The obvious problems of the winter he hadn’t minded either. It hadn’t always been that way, of course. Years (?) back, when some fruitless search or escape had chased him up the trunk, he had hated the cold. The cold seized his shack like a bus stop, and froze him with a fury that was positively personal and petty. The cold chose him, like a bullet inscribed with a paraplegic’s name. Night after night he cried out in pain during the freezing appliance. But this last winter the cold had only passed through him in its general travels, and he was merely freezing to death. Dream after dream had torn shrieks from his saliva, imploring the name of someone who might have saved him. Morning after morning he rose from soiled leaves and papers which comprised his mattress, frozen snot and tears in his eyebrows. Long ago, the animals fled each time he broke the air with his suffering, but that was when he screamed for something. Now that he merely screamed, the rabbits and weasels did not frighten. He presumed that they now accepted his scream as his ordinary bark. And whenever this fine mist of pain made him squint, as it did on this spring day, he stretched open his mouth, torturing the knots of hair on his face, and established his scream throughout the national forest.

– Aaaaaaarrrrrrrgggggghhhhhhhh! Oh, hello!

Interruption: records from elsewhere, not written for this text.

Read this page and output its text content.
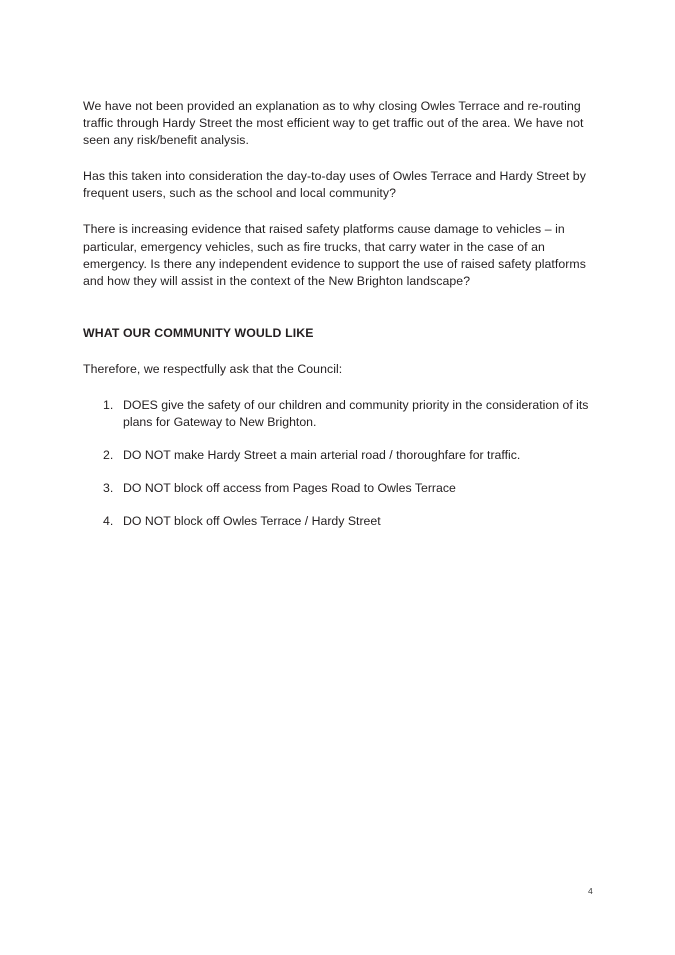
We have not been provided an explanation as to why closing Owles Terrace and re-routing traffic through Hardy Street the most efficient way to get traffic out of the area. We have not seen any risk/benefit analysis.

Has this taken into consideration the day-to-day uses of Owles Terrace and Hardy Street by frequent users, such as the school and local community?

There is increasing evidence that raised safety platforms cause damage to vehicles – in particular, emergency vehicles, such as fire trucks, that carry water in the case of an emergency. Is there any independent evidence to support the use of raised safety platforms and how they will assist in the context of the New Brighton landscape?

WHAT OUR COMMUNITY WOULD LIKE

Therefore, we respectfully ask that the Council:

1. DOES give the safety of our children and community priority in the consideration of its plans for Gateway to New Brighton.
2. DO NOT make Hardy Street a main arterial road / thoroughfare for traffic.
3. DO NOT block off access from Pages Road to Owles Terrace
4. DO NOT block off Owles Terrace / Hardy Street
4
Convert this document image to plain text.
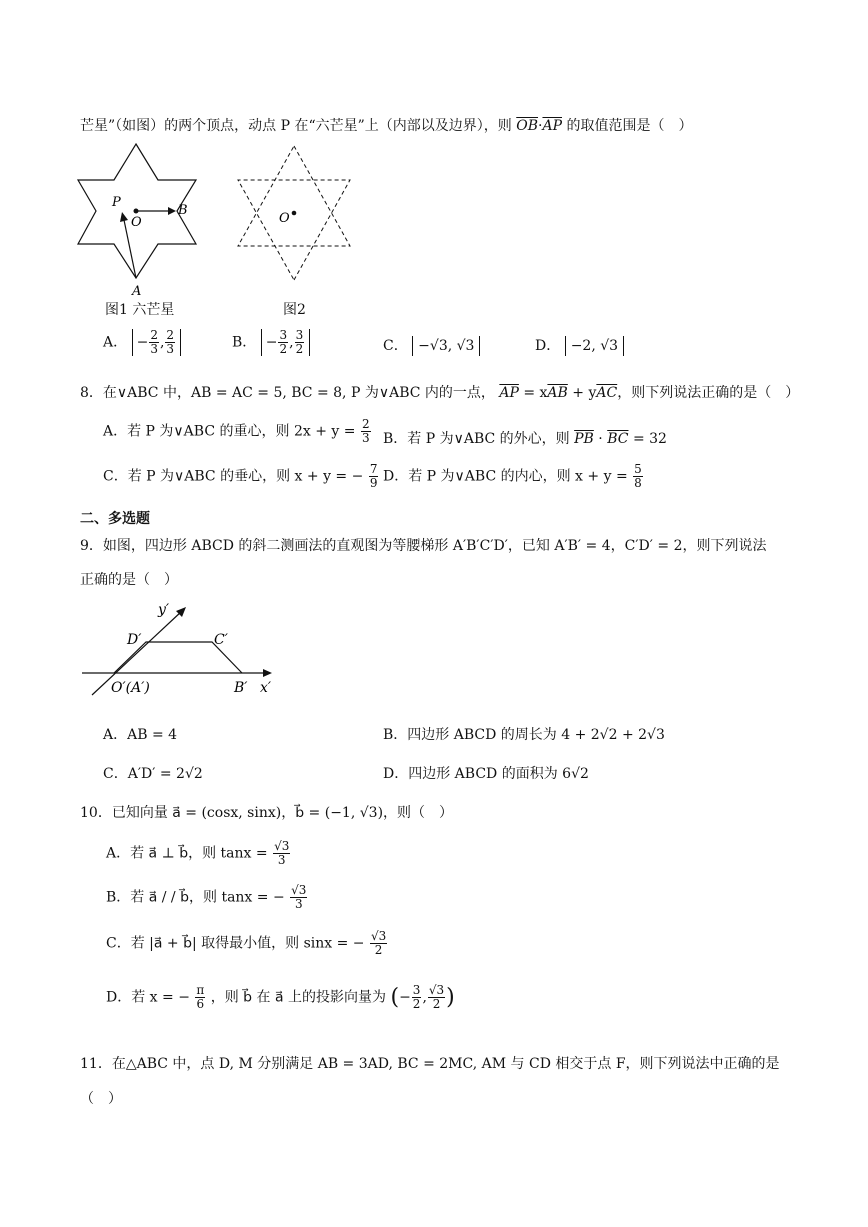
芒星”（如图）的两个顶点，动点 P 在“六芒星”上（内部以及边界），则 $\overline{OB}\cdot\overline{AP}$ 的取值范围是（　）
P
O
B
A
图1 六芒星
O
图2
A． − $\frac{2}{3}$ , $\frac{2}{3}$	B． − $\frac{3}{2}$ , $\frac{3}{2}$	C． −√3, √3	D． −2, √3
8．在∨ABC 中，AB = AC = 5, BC = 8, P 为∨ABC 内的一点， $\overline{AP} = x\overline{AB} + y\overline{AC}$，则下列说法正确的是（　）
A．若 P 为∨ABC 的重心，则 $2x + y = \frac{2}{3}$ B．若 P 为∨ABC 的外心，则 $\overline{PB} \cdot \overline{BC} = 32$
C．若 P 为∨ABC 的垂心，则 x + y = − $\frac{7}{9}$ D．若 P 为∨ABC 的内心，则 $x + y = \frac{5}{8}$
二、多选题
9．如图，四边形 ABCD 的斜二测画法的直观图为等腰梯形 A′B′C′D′，已知 A′B′ = 4，C′D′ = 2，则下列说法
正确的是（　）
y′
D′	C′
O′(A′)	B′ x′
A．AB = 4	B．四边形 ABCD 的周长为 4 + 2√2 + 2√3
C．A′D′ = 2√2	D．四边形 ABCD 的面积为 6√2
10．已知向量 a⃗ = (cosx, sinx)，b⃗ = (−1, √3)，则（　）
A．若 a⃗ ⊥ b⃗，则 $\tan x = \frac{√3}{3}$
B．若 a⃗ / / b⃗，则 tanx = − $\frac{√3}{3}$
C．若 |a⃗ + b⃗| 取得最小值，则 sinx = − $\frac{√3}{2}$
D．若 x = − $\frac{\pi}{6}$ ，则 b⃗ 在 a⃗ 上的投影向量为 (− $\frac{3}{2}$ , $\frac{√3}{2}$ )
11．在△ABC 中，点 D, M 分别满足 AB = 3AD, BC = 2MC, AM 与 CD 相交于点 F，则下列说法中正确的是
（　）
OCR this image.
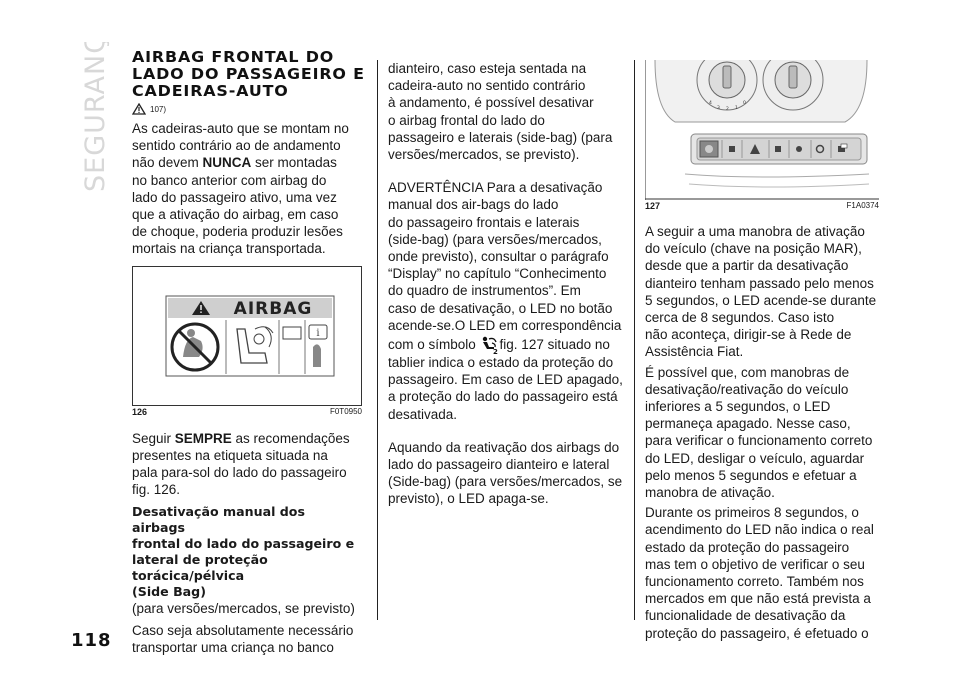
SEGURANÇA
118
AIRBAG FRONTAL DO
LADO DO PASSAGEIRO E
CADEIRAS-AUTO
107)

As cadeiras-auto que se montam no
sentido contrário ao de andamento
não devem NUNCA ser montadas
no banco anterior com airbag do
lado do passageiro ativo, uma vez
que a ativação do airbag, em caso
de choque, poderia produzir lesões
mortais na criança transportada.

AIRBAG
i
126	F0T0950

Seguir SEMPRE as recomendações
presentes na etiqueta situada na
pala para-sol do lado do passageiro
fig. 126.

Desativação manual dos airbags
frontal do lado do passageiro e
lateral de proteção torácica/pélvica
(Side Bag)

(para versões/mercados, se previsto)

Caso seja absolutamente necessário
transportar uma criança no banco

dianteiro, caso esteja sentada na
cadeira-auto no sentido contrário
à andamento, é possível desativar
o airbag frontal do lado do
passageiro e laterais (side-bag) (para
versões/mercados, se previsto).

ADVERTÊNCIA Para a desativação
manual dos air-bags do lado
do passageiro frontais e laterais
(side-bag) (para versões/mercados,
onde previsto), consultar o parágrafo
“Display” no capítulo “Conhecimento
do quadro de instrumentos”. Em
caso de desativação, o LED no botão
acende-se.O LED em correspondência
com o símbolo
2
fig. 127 situado no
tablier indica o estado da proteção do
passageiro. Em caso de LED apagado,
a proteção do lado do passageiro está
desativada.

Aquando da reativação dos airbags do
lado do passageiro dianteiro e lateral
(Side-bag) (para versões/mercados, se
previsto), o LED apaga-se.

4
3 2 1
0
127	F1A0374

A seguir a uma manobra de ativação
do veículo (chave na posição MAR),
desde que a partir da desativação
dianteiro tenham passado pelo menos
5 segundos, o LED acende-se durante
cerca de 8 segundos. Caso isto
não aconteça, dirigir-se à Rede de
Assistência Fiat.

É possível que, com manobras de
desativação/reativação do veículo
inferiores a 5 segundos, o LED
permaneça apagado. Nesse caso,
para verificar o funcionamento correto
do LED, desligar o veículo, aguardar
pelo menos 5 segundos e efetuar a
manobra de ativação.

Durante os primeiros 8 segundos, o
acendimento do LED não indica o real
estado da proteção do passageiro
mas tem o objetivo de verificar o seu
funcionamento correto. Também nos
mercados em que não está prevista a
funcionalidade de desativação da
proteção do passageiro, é efetuado o
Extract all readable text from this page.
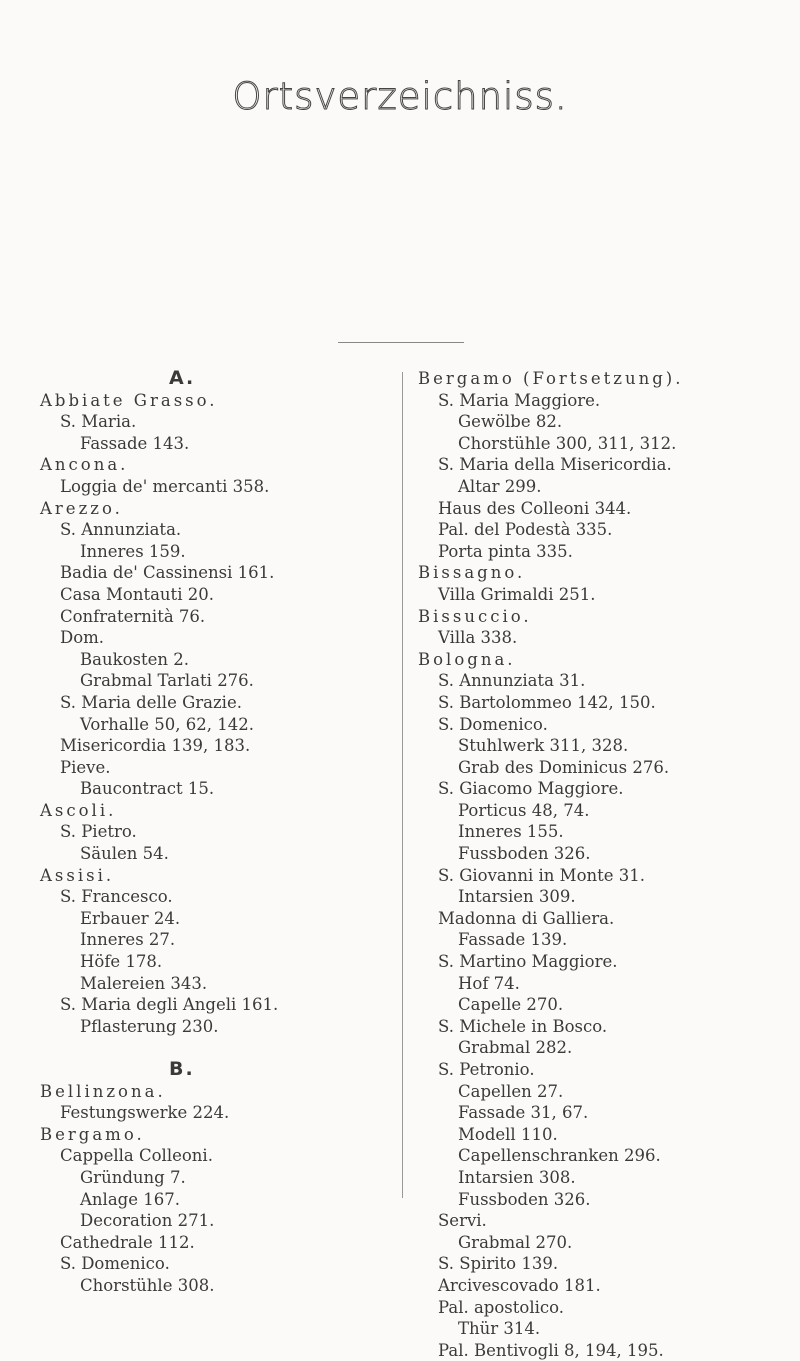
Ortsverzeichniss.
A.
Abbiate Grasso.
S. Maria.
Fassade 143.
Ancona.
Loggia de' mercanti 358.
Arezzo.
S. Annunziata.
Inneres 159.
Badia de' Cassinensi 161.
Casa Montauti 20.
Confraternità 76.
Dom.
Baukosten 2.
Grabmal Tarlati 276.
S. Maria delle Grazie.
Vorhalle 50, 62, 142.
Misericordia 139, 183.
Pieve.
Baucontract 15.
Ascoli.
S. Pietro.
Säulen 54.
Assisi.
S. Francesco.
Erbauer 24.
Inneres 27.
Höfe 178.
Malereien 343.
S. Maria degli Angeli 161.
Pflasterung 230.
B.
Bellinzona.
Festungswerke 224.
Bergamo.
Cappella Colleoni.
Gründung 7.
Anlage 167.
Decoration 271.
Cathedrale 112.
S. Domenico.
Chorstühle 308.
Bergamo (Fortsetzung).
S. Maria Maggiore.
Gewölbe 82.
Chorstühle 300, 311, 312.
S. Maria della Misericordia.
Altar 299.
Haus des Colleoni 344.
Pal. del Podestà 335.
Porta pinta 335.
Bissagno.
Villa Grimaldi 251.
Bissuccio.
Villa 338.
Bologna.
S. Annunziata 31.
S. Bartolommeo 142, 150.
S. Domenico.
Stuhlwerk 311, 328.
Grab des Dominicus 276.
S. Giacomo Maggiore.
Porticus 48, 74.
Inneres 155.
Fussboden 326.
S. Giovanni in Monte 31.
Intarsien 309.
Madonna di Galliera.
Fassade 139.
S. Martino Maggiore.
Hof 74.
Capelle 270.
S. Michele in Bosco.
Grabmal 282.
S. Petronio.
Capellen 27.
Fassade 31, 67.
Modell 110.
Capellenschranken 296.
Intarsien 308.
Fussboden 326.
Servi.
Grabmal 270.
S. Spirito 139.
Arcivescovado 181.
Pal. apostolico.
Thür 314.
Pal. Bentivogli 8, 194, 195.
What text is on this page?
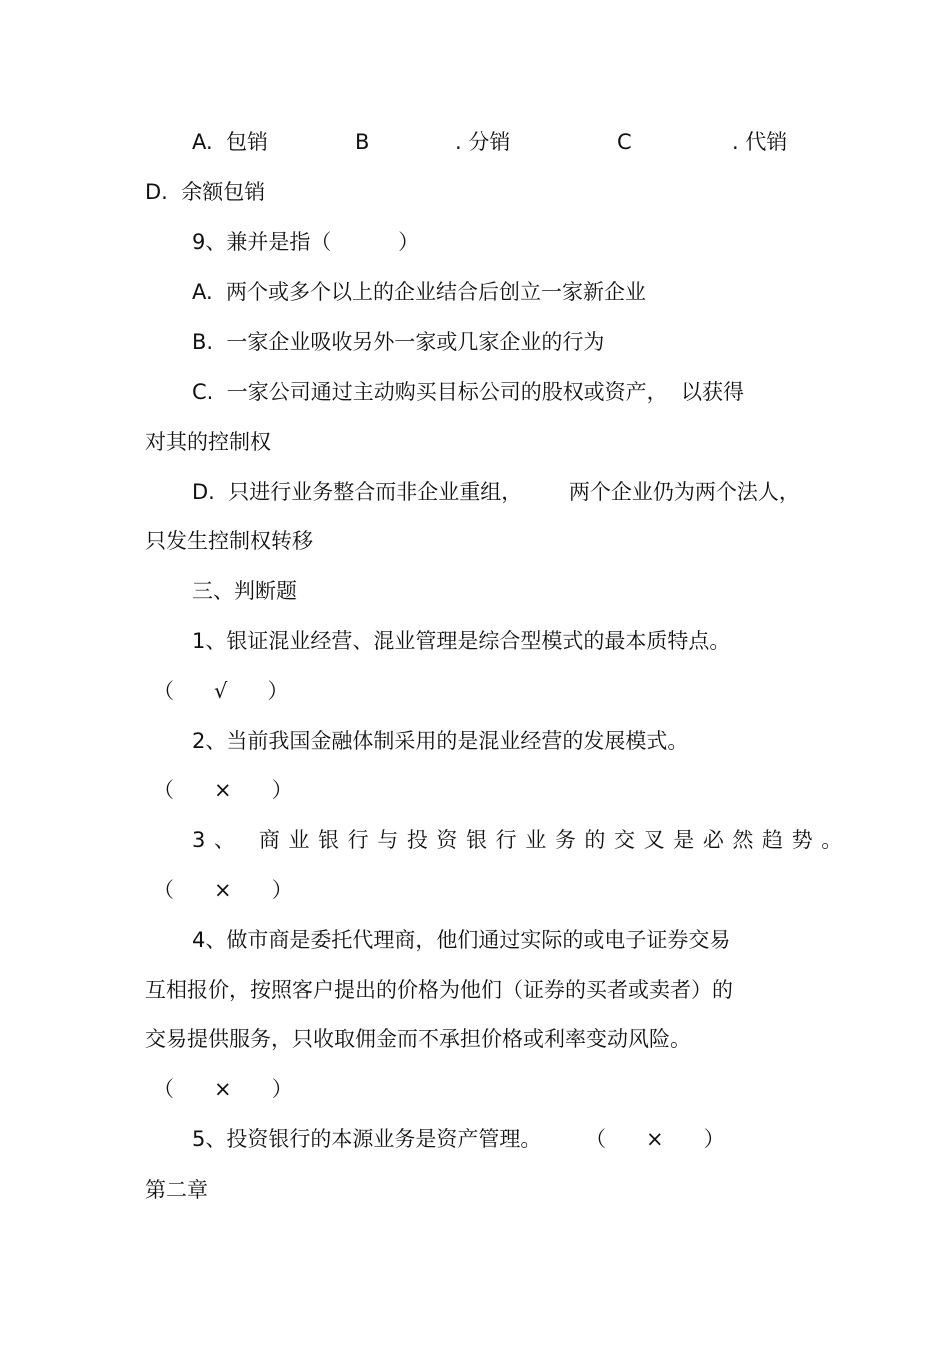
A.  包销	B	. 分销	C	. 代销
D.  余额包销
9、兼并是指（          ）
A.  两个或多个以上的企业结合后创立一家新企业
B.  一家企业吸收另外一家或几家企业的行为
C.  一家公司通过主动购买目标公司的股权或资产，  以获得
对其的控制权
D.  只进行业务整合而非企业重组，       两个企业仍为两个法人，
只发生控制权转移
三、判断题
1、银证混业经营、混业管理是综合型模式的最本质特点。
（      √      ）
2、当前我国金融体制采用的是混业经营的发展模式。
（      ×      ）
3、 商业银行与投资银行业务的交叉是必然趋势。
（      ×      ）
4、做市商是委托代理商，他们通过实际的或电子证券交易
互相报价，按照客户提出的价格为他们（证券的买者或卖者）的
交易提供服务，只收取佣金而不承担价格或利率变动风险。
（      ×      ）
5、投资银行的本源业务是资产管理。 （      ×      ）
第二章
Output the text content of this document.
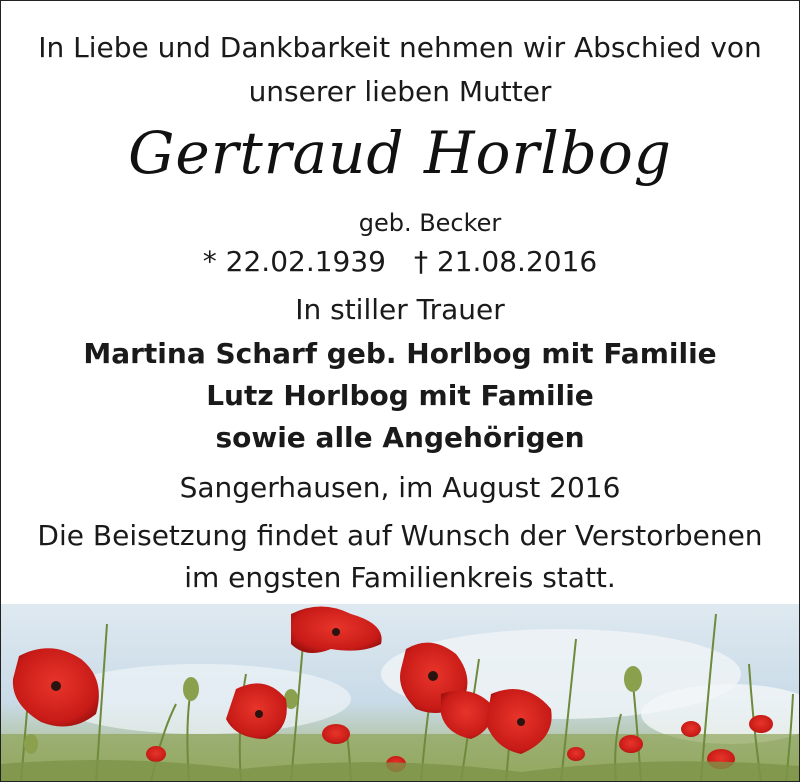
In Liebe und Dankbarkeit nehmen wir Abschied von
unserer lieben Mutter
Gertraud Horlbog
geb. Becker
* 22.02.1939 † 21.08.2016
In stiller Trauer
Martina Scharf geb. Horlbog mit Familie
Lutz Horlbog mit Familie
sowie alle Angehörigen
Sangerhausen, im August 2016
Die Beisetzung findet auf Wunsch der Verstorbenen
im engsten Familienkreis statt.
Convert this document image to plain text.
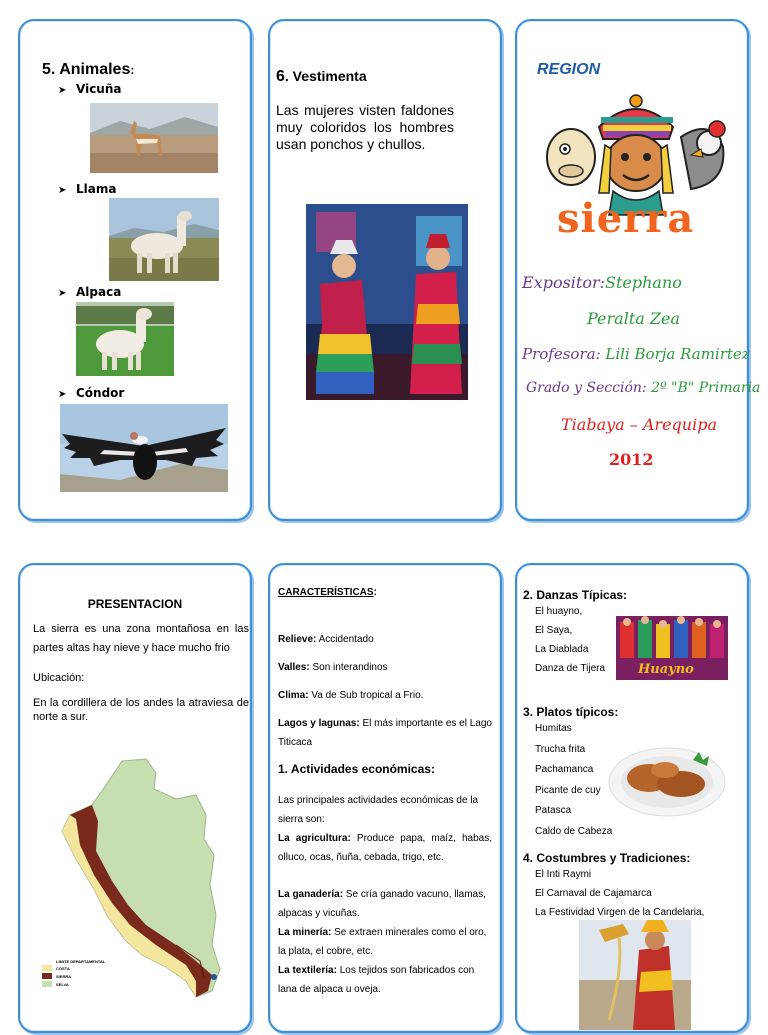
5. Animales:
➤ Vicuña
➤ Llama
➤ Alpaca
➤ Cóndor
6. Vestimenta
Las mujeres visten faldones muy coloridos los hombres usan ponchos y chullos.
REGION
sierra
Expositor:Stephano
Peralta Zea
Profesora: Lili Borja Ramirtez
Grado y Sección: 2º "B" Primaria
Tiabaya – Arequipa
2012
PRESENTACION
La sierra es una zona montañosa en las partes altas hay nieve y hace mucho frio
Ubicación:
En la cordillera de los andes la atraviesa de norte a sur.
LIMITE DEPARTAMENTAL
COSTA
SIERRA
SELVA
CARACTERÍSTICAS:
Relieve: Accidentado
Valles: Son interandinos
Clima: Va de Sub tropical a Frio.
Lagos y lagunas: El más importante es el Lago Titicaca
1. Actividades económicas:
Las principales actividades económicas de la sierra son:
La agricultura: Produce papa, maíz, habas, olluco, ocas, ñuña, cebada, trigo, etc.
La ganadería: Se cría ganado vacuno, llamas, alpacas y vicuñas.
La minería: Se extraen minerales como el oro, la plata, el cobre, etc.
La textilería: Los tejidos son fabricados con lana de alpaca u oveja.
2. Danzas Típicas:
El huayno,
El Saya,
La Diablada
Danza de Tijera	Huayno
3. Platos típicos:
Humitas
Trucha frita
Pachamanca
Picante de cuy
Patasca
Caldo de Cabeza
4. Costumbres y Tradiciones:
El Inti Raymi
El Carnaval de Cajamarca
La Festividad Virgen de la Candelaria,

The scream switched into a salutation as the old man recognized a boy of seven running toward his tree, taking great care to wade through every drift. The child was out of breath as he waved. He was the youngest son of the keeper of a nearby tourist hotel.

– Hi! Hi! Uncle!

The child was not a relative of the old man. He used the word in a charming combination of respect for the ancientry and a rubbing of the forefingers in Naughty, Naughty, for he knew the fellow was shameless, and half out of his head.

– Hello, darling boy!

– Hello, Uncle. How is the concussion?

– Climb up! I’ve missed you. We can get undressed today.

– I can’t today, Uncle.

– Please.

– I haven’t got time today. Tell me a story, Uncle.

– If you haven’t got time to climb up you haven’t got time to listen to a story. It’s warm enough to get undressed.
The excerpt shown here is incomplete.